That probably holds some water, but I figured I'd dig around in the New Testament to see what it says about reproduction and marriage. (Using the NIV because I don't have access to anything much better right now.)cntrational wrote:I feel most of the recent association between between reproduction and marriage is a reaction by conservative Christians to the rise of LGBT relationships and sex education, rather than a strongly held and talked about belief. It was probably just a "fact of life" before then.
So Paul seems to think that married couples should be having sexual intercourse regularly, but he doesn't particularly like it. In fact, allowing sex within the confines of marriage seems to be mostly a way of keeping people from having sex outside of marriage.1 Corinthians 7:4-7 wrote:4 The wife does not have authority over her own body but yields it to her husband. In the same way, the husband does not have authority over his own body but yields it to his wife. 5 Do not deprive each other except perhaps by mutual consent and for a time, so that you may devote yourselves to prayer. Then come together again so that Satan will not tempt you because of your lack of self-control. 6 I say this as a concession, not as a command. 7 I wish that all of you were as I am. But each of you has your own gift from God; one has this gift, another has that.

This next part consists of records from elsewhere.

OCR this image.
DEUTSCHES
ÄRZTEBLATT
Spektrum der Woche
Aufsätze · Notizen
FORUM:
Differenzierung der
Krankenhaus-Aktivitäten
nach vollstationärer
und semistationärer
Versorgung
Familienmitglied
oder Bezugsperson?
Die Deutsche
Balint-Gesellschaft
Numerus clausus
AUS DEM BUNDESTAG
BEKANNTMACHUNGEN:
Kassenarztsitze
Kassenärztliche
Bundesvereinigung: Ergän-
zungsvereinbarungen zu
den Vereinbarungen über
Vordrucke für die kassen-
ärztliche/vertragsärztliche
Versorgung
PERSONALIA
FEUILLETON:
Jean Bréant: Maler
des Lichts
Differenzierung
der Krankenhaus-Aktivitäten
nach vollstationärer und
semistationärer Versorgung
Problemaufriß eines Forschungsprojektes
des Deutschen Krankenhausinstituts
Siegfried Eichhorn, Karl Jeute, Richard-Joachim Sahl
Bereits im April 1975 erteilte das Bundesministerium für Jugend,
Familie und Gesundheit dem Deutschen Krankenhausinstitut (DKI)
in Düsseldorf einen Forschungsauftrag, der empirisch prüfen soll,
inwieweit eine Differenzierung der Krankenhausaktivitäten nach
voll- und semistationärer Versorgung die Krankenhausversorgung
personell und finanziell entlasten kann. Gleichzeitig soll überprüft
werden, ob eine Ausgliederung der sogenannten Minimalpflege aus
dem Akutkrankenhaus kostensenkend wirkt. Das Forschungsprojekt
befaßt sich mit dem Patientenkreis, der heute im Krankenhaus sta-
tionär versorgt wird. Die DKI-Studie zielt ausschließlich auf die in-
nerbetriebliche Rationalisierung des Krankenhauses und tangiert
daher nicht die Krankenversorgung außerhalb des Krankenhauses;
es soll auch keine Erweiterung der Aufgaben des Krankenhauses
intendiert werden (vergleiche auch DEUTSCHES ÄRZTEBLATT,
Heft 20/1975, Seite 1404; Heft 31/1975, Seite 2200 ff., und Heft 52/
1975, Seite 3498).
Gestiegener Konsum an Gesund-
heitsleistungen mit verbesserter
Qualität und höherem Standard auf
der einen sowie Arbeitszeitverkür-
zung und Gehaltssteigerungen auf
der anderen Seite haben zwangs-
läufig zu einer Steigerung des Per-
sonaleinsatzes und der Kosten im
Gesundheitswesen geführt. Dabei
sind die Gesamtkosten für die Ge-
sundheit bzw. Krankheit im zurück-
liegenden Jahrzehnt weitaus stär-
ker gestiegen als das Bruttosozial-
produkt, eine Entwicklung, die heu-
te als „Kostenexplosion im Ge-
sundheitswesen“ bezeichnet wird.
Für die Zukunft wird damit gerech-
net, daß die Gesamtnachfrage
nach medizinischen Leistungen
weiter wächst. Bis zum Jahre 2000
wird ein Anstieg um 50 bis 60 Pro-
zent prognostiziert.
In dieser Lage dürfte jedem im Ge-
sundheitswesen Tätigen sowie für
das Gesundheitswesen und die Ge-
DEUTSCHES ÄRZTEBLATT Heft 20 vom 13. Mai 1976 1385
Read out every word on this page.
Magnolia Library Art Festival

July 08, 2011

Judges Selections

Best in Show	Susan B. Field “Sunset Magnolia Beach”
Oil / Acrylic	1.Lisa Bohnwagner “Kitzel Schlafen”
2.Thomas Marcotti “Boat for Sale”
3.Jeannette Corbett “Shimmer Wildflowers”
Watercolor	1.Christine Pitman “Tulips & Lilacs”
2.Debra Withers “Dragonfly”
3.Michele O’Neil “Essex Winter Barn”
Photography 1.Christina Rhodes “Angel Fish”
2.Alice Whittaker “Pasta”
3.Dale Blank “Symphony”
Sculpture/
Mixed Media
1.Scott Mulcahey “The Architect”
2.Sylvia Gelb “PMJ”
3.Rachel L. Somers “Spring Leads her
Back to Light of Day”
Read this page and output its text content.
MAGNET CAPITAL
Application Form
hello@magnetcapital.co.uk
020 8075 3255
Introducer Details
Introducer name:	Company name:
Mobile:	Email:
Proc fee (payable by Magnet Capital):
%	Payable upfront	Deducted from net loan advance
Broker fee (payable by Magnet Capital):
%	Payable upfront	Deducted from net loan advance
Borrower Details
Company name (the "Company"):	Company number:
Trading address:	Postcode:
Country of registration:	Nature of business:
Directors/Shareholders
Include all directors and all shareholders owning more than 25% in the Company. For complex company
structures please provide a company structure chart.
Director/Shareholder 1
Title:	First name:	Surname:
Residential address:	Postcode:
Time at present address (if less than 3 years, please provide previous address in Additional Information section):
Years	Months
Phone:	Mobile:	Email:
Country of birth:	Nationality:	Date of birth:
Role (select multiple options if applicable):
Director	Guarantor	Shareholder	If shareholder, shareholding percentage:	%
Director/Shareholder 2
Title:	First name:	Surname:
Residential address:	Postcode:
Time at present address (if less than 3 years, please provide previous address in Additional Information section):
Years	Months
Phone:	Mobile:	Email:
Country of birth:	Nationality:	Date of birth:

And Jesus (well, the author of the Gospel According to Matthew) cares quite a bit about whether sex occurs in marriage (naming infidelity as the only legitimate grounds for divorce). As far as whether this passage demands that married couples reproduce, I'm not so sure.Matthew 19:3-9 wrote:3 Some Pharisees came to him to test him. They asked, “Is it lawful for a man to divorce his wife for any and every reason?” 4 “Haven’t you read,” he replied, “that at the beginning the Creator ‘made them male and female,’ 5 and said, ‘For this reason a man will leave his father and mother and be united to his wife, and the two will become one flesh’? 6 So they are no longer two, but one flesh. Therefore what God has joined together, let no one separate.” 7 “Why then,” they asked, “did Moses command that a man give his wife a certificate of divorce and send her away?” 8 Jesus replied, “Moses permitted you to divorce your wives because your hearts were hard. But it was not this way from the beginning. 9 I tell you that anyone who divorces his wife, except for sexual immorality, and marries another woman commits adultery.”
Pretty much the same thing also happens in Mark 10, but there Jesus doesn't make any mention of acceptable reasons for divorce.
I didn't check the other canonical gospels.
Of course, none of this makes much of a difference as to whether marriage is about property or reproduction from a scientific/sociological viewpoint--just shows that people did in fact think about the role of sexual intercourse in marriage in the first century CE.